- Relator(a)
- Ministro Herman Benjamin
- Órgão julgador
- Segunda Turma
- Data do julgamento
- 03/08/2017
- Data de publicação
- 12/09/2017
STJ – Acórdão, Rel. Ministro Herman Benjamin, Segunda Turma, j. 03/08/2017, p. 12/09/2017
PROCESSUAL CIVIL. CONSUMIDOR. ENERGIA ELÉTRICA. AUSÊNCIA DE PREQUESTIONAMENTO. SÚMULA 282/STF. INVERSÃO DO ÔNUS DA PROVA. POSSIBILIDADE. APLICAÇÃO DA LEGISLAÇÃO CONSUMERISTA. FALTA DE ATAQUE A FUNDAMENTO SUFICIENTE. SÚMULA 283/STF. INVIABILIDADE DE ANÁLISE PROBATÓRIA. ÓBICE DA SÚMULA 7/STJ. 1. Verifica-se que não houve prequestionamento dos arts. 927 do CPC/1973; 186 e 187 do Código Civil e 14, § 3º, II, do CDC nas instâncias inferiores, pois os referidos dispositivos legais não foram analisados e decididos pelo órgão julgador. Incide, na espécie, a Súmula 282/STF. 2. Destaca-se que a legislação consumerista prevê a possibilidade de inversão do ônus da prova e que a jurisprudência do Superior Tribunal de Justiça reconhece ser aplicável o Código de Defesa do Consumidor às relações entre concessionária de serviço público e usuário final, para o fornecimento de serviços públicos essenciais, tais como energia elétrica. 3. Ademais, no caso dos autos, a Corte a quo entendeu que, "acaso haja impedimento para a concessionária fornecedora de energia elétrica em realizar a leitura do medidor, esta deverá comunicar por escrito o consumidor acerca de tal fato. Ocorre que não há nos autos qualquer prova de que a concessionária tenha enviado comunicação ao consumidor (...)". 4. O citado fundamento, suficiente para manutenção do acórdão, não foi combatido nas razões do apelo nobre. Aplica-se o enunciado da Súmula 283/STF: "É inadmissível o recurso extraordinário, quando a decisão recorrida assenta em mais de um fundamento suficiente e o recurso não abrange todos eles." 5. O caso assume claros contornos probatórios.
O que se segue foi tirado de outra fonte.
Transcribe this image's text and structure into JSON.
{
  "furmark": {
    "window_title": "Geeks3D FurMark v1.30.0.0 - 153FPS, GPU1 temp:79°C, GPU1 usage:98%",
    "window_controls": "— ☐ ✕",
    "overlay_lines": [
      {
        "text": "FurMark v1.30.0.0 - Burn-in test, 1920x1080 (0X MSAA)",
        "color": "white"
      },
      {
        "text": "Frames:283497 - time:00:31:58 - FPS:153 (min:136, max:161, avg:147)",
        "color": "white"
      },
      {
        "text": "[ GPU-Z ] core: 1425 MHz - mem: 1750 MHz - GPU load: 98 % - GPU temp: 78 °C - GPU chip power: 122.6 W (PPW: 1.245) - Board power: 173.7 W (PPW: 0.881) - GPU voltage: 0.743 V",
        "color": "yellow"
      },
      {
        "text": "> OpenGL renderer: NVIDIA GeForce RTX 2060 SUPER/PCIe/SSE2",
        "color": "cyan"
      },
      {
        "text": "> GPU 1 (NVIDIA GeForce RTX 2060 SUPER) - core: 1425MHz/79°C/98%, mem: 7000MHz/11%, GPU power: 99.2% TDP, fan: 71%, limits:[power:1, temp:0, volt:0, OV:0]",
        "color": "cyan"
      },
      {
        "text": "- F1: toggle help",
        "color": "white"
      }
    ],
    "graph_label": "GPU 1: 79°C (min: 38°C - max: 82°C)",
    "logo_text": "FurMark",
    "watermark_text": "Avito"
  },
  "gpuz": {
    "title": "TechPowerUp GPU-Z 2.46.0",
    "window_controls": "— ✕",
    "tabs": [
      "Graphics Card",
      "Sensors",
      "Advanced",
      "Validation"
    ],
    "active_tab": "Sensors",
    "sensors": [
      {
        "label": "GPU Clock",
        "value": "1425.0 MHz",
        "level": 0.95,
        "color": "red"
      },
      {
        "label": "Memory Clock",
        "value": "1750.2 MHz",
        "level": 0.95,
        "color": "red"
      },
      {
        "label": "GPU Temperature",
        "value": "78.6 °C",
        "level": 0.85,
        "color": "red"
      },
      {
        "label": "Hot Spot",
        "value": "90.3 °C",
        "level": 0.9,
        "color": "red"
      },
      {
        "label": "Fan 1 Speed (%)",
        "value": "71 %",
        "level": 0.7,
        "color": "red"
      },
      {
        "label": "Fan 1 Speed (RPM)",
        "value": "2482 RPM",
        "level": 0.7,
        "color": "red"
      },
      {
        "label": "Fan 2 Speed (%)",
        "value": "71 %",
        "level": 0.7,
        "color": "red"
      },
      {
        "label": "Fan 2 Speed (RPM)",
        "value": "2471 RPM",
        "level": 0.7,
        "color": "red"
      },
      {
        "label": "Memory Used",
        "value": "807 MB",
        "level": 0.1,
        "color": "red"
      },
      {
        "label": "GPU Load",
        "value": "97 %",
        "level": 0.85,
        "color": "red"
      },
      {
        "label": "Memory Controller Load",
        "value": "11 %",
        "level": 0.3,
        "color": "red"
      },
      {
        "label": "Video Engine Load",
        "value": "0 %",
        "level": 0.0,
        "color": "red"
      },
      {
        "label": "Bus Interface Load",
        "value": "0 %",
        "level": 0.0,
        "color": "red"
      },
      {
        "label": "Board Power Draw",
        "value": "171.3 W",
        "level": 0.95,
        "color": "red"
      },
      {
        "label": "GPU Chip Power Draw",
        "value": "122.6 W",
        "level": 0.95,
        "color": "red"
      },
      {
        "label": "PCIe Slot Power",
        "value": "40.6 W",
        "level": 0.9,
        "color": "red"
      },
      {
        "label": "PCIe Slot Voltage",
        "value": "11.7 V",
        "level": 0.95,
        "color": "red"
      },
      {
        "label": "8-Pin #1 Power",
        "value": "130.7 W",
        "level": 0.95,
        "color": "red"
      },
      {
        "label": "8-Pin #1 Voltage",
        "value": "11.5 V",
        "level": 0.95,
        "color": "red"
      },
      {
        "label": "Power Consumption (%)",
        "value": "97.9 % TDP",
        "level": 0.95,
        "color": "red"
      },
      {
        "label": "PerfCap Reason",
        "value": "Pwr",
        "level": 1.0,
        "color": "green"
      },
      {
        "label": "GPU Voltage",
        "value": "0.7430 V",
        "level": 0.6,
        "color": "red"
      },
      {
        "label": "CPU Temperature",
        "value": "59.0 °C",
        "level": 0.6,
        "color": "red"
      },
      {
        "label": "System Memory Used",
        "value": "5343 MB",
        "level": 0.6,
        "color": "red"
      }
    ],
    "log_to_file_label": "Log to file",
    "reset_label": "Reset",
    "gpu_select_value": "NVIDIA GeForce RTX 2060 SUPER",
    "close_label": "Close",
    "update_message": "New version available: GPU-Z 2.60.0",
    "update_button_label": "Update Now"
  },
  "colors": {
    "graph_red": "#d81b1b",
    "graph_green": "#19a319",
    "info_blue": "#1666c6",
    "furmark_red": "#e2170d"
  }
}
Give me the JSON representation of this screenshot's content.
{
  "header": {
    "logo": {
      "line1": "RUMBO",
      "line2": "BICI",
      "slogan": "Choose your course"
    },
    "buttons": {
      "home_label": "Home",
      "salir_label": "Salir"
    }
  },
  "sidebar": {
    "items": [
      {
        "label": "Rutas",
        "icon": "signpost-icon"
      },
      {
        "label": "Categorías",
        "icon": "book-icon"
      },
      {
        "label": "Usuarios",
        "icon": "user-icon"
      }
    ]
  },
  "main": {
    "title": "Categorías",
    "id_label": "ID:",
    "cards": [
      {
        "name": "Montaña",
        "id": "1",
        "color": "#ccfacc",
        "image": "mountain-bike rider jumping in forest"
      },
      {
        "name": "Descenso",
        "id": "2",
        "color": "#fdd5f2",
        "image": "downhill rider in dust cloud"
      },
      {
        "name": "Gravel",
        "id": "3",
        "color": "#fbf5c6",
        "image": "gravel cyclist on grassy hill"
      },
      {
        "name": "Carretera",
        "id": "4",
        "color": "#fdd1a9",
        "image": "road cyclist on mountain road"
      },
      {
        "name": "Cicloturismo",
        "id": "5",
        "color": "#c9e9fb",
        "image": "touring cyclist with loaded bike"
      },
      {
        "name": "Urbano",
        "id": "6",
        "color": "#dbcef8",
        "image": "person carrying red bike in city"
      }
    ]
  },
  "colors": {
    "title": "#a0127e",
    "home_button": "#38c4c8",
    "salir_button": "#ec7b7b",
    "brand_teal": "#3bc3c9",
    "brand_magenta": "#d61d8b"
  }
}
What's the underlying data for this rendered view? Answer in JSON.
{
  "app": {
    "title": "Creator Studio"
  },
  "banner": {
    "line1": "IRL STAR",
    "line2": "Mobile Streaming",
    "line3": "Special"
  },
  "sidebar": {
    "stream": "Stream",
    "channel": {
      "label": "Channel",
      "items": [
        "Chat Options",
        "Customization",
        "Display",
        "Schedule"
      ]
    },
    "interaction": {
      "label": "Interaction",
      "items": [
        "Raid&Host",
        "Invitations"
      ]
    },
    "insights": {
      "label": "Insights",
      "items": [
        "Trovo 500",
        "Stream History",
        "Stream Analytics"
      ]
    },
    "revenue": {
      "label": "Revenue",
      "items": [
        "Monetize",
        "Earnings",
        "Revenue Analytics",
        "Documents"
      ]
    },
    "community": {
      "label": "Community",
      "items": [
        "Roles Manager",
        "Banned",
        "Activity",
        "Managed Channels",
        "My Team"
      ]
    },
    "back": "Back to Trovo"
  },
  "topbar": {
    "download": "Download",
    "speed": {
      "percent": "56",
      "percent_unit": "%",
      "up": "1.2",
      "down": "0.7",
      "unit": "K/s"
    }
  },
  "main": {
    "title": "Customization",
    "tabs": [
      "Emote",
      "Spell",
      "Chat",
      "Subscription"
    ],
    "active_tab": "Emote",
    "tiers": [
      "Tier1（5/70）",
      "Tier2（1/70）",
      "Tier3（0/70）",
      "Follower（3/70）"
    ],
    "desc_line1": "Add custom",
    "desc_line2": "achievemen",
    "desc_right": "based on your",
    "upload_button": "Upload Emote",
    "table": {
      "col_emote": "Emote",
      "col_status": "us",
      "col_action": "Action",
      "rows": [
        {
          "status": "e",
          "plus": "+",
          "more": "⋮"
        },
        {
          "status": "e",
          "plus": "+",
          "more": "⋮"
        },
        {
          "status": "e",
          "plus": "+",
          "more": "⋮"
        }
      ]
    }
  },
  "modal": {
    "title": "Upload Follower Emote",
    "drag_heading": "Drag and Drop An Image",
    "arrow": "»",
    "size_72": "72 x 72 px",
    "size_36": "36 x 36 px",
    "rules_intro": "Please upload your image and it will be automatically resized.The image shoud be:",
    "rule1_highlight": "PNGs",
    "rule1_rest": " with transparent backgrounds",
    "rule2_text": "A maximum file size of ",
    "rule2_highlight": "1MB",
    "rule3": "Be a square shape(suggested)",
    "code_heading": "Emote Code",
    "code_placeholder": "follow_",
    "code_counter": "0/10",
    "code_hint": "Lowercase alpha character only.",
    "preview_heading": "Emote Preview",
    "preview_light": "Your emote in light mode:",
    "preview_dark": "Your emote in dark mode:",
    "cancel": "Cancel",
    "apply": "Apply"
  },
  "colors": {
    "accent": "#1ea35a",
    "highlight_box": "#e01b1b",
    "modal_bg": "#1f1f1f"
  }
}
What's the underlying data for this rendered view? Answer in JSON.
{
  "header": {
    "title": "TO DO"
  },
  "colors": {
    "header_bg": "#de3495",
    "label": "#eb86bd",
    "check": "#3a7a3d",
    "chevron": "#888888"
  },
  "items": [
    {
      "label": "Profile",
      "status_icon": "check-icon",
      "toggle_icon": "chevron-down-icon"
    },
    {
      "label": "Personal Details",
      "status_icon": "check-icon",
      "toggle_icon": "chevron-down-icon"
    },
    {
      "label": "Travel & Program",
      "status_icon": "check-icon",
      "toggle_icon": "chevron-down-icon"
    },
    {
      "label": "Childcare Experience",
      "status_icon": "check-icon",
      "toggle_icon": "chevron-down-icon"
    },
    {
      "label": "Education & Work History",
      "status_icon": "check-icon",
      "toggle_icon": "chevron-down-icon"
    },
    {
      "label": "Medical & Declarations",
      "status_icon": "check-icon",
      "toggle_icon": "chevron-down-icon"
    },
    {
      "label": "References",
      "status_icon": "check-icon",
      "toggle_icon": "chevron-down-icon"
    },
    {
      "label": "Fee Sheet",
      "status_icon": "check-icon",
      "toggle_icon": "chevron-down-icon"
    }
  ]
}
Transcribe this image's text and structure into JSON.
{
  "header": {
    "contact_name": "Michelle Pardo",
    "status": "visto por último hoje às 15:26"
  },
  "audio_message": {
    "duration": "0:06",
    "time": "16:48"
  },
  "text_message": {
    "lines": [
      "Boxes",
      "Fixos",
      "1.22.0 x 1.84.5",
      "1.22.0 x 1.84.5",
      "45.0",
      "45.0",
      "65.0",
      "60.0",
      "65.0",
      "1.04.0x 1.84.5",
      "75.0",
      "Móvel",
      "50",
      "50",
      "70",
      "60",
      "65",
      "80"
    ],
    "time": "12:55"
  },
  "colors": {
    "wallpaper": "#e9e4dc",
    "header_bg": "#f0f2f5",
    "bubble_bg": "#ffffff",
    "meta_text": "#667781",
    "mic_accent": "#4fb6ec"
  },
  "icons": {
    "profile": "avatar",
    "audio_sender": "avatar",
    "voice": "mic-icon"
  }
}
A adoção de posicionamento distinto do alcançado pelo Tribunal de origem exceder as razões colacionadas no aresto objurgado, implicando revolvimento do contexto fático-probatório dos autos, o que é vedado em Recurso Especial, ante o disposto na Súmula 7/STJ. 6. Recurso Especial parcialmente conhecido e, nessa parte, não provido. (REsp n. 1.671.081/AL, relator Ministro Herman Benjamin, Segunda Turma, julgado em 3/8/2017, DJe de 12/9/2017.)